Nonprofit group Boston Harbor today disclosed the numbers this week, based on cell phone data captured over those four years along the waterfront. It’s the first time the organization has studied how many people visit the city’s waterfront. The nonprofit also engaged the MassINC Polling Group to interview visitors at five of the biggest waterfront parks in 2023, to understand the makeup of those visitors and how they were using the parks. Roughly half of the visitors were from Boston, mostly from neighborhoods near the water.

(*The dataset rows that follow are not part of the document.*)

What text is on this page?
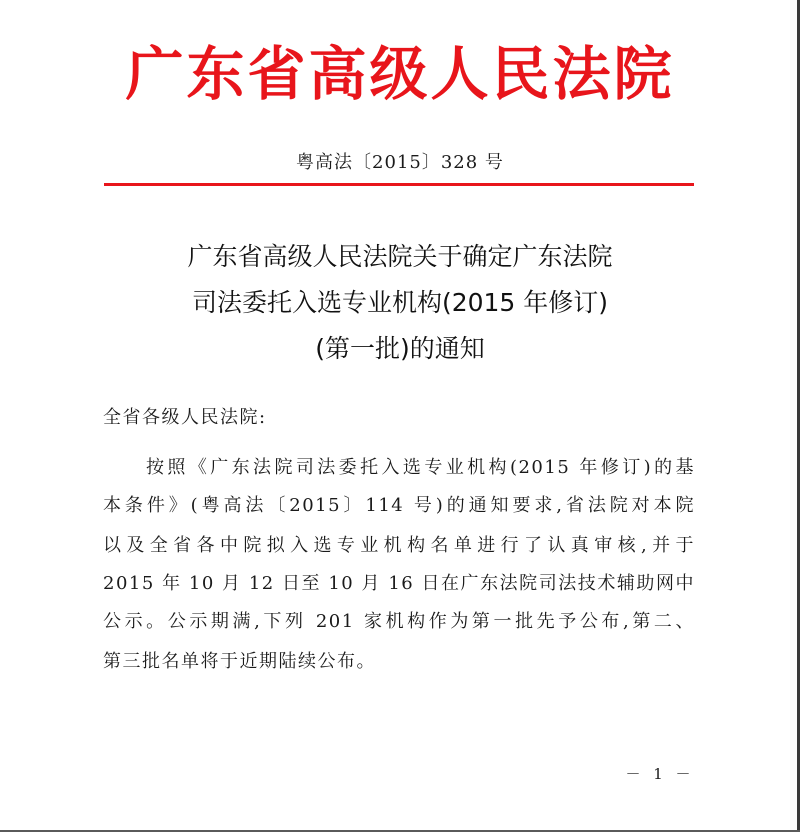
广东省高级人民法院
粤高法〔2015〕328 号
广东省高级人民法院关于确定广东法院
司法委托入选专业机构(2015 年修订)
(第一批)的通知
全省各级人民法院:
按照《广东法院司法委托入选专业机构(2015 年修订)的基
本条件》(粤高法〔2015〕114 号)的通知要求,省法院对本院
以及全省各中院拟入选专业机构名单进行了认真审核,并于
2015 年 10 月 12 日至 10 月 16 日在广东法院司法技术辅助网中
公示。公示期满,下列 201 家机构作为第一批先予公布,第二、
第三批名单将于近期陆续公布。
－ 1 －
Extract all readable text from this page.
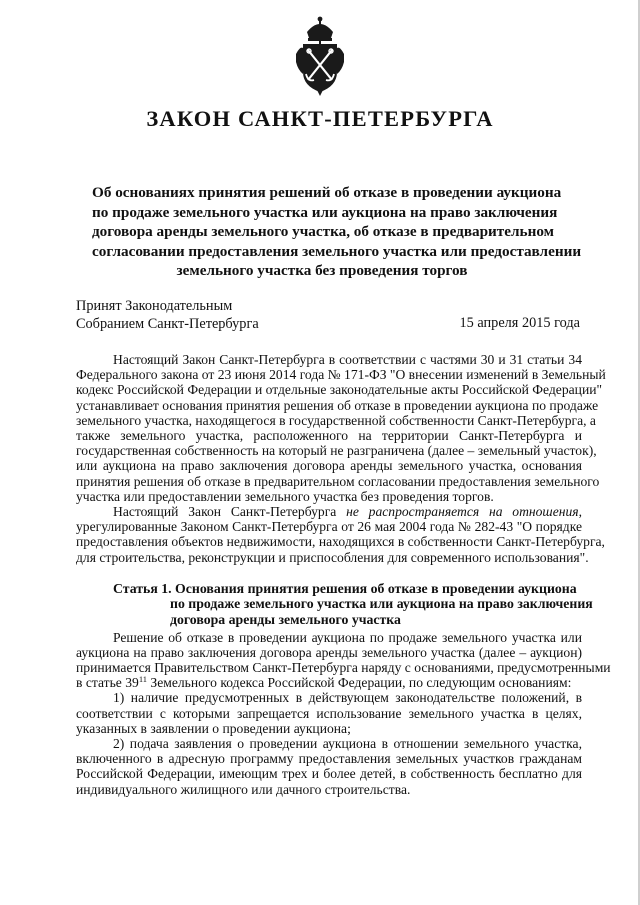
ЗАКОН САНКТ-ПЕТЕРБУРГА
Об основаниях принятия решений об отказе в проведении аукциона
по продаже земельного участка или аукциона на право заключения
договора аренды земельного участка, об отказе в предварительном
согласовании предоставления земельного участка или предоставлении
земельного участка без проведения торгов
Принят Законодательным
Собранием Санкт-Петербурга	15 апреля 2015 года
Настоящий Закон Санкт-Петербурга в соответствии с частями 30 и 31 статьи 34
Федерального закона от 23 июня 2014 года № 171-ФЗ "О внесении изменений в Земельный
кодекс Российской Федерации и отдельные законодательные акты Российской Федерации"
устанавливает основания принятия решения об отказе в проведении аукциона по продаже
земельного участка, находящегося в государственной собственности Санкт-Петербурга, а
также земельного участка, расположенного на территории Санкт-Петербурга и
государственная собственность на который не разграничена (далее – земельный участок),
или аукциона на право заключения договора аренды земельного участка, основания
принятия решения об отказе в предварительном согласовании предоставления земельного
участка или предоставлении земельного участка без проведения торгов.
Настоящий Закон Санкт-Петербурга не распространяется на отношения,
урегулированные Законом Санкт-Петербурга от 26 мая 2004 года № 282-43 "О порядке
предоставления объектов недвижимости, находящихся в собственности Санкт-Петербурга,
для строительства, реконструкции и приспособления для современного использования".
Статья 1. Основания принятия решения об отказе в проведении аукциона
по продаже земельного участка или аукциона на право заключения
договора аренды земельного участка
Решение об отказе в проведении аукциона по продаже земельного участка или
аукциона на право заключения договора аренды земельного участка (далее – аукцион)
принимается Правительством Санкт-Петербурга наряду с основаниями, предусмотренными
в статье $39^{11}$ Земельного кодекса Российской Федерации, по следующим основаниям:
1) наличие предусмотренных в действующем законодательстве положений, в
соответствии с которыми запрещается использование земельного участка в целях,
указанных в заявлении о проведении аукциона;
2) подача заявления о проведении аукциона в отношении земельного участка,
включенного в адресную программу предоставления земельных участков гражданам
Российской Федерации, имеющим трех и более детей, в собственность бесплатно для
индивидуального жилищного или дачного строительства.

Despite the recent decline, Boston Harbor today said the overall results are encouraging and reflect decades of public and private investment via the harbor cleanup, the Big Dig, and the waterfront’s real estate boom.
President Kathy Abbott said she’s not too worried about the decline in visitors to the waterfront in 2021 and 2022 because it largely reflects the ways the pandemic disrupted commuting patterns. Visits likely increased since then as people from the suburbs gradually returned to their offices.
Abbott said she was pleasantly surprised by the diversity of visitors, though she still sees room for improvement. Both studies showed that the racial composition of waterfront visitors essentially matched the demographics in the broader metro area. For example, the data showed that nearly 65 percent of visitors to waterfront parks and the Harborwalk were white, roughly the same as the Boston metro area.
However, Boston Harbor today noted that when that area is exclusive to Boston and around 20 adjoining cities and towns, the white population makes up about 55 percent of residents, and about 45 percent of Boston itself.
Boston Harbor today also used the cell phone data to study visits to the Boston Harbor Islands, primarily Spectacle and Georges Islands. By 2022, the number of visits had surpassed 2019 levels, but the number of unique visitors remained much lower, and a significant portion (¾) of visitors to the islands were white.
With funding from the Barr Foundation, Boston Harbor today just hired its first Harborwalk manager, Jason Rundle, with the hopes that he’ll use the findings to draw more people to the harbor and the islands, as well as reach out to the nearly 400 property owners along the waterfront to get them more involved in the Harborwalk’s future.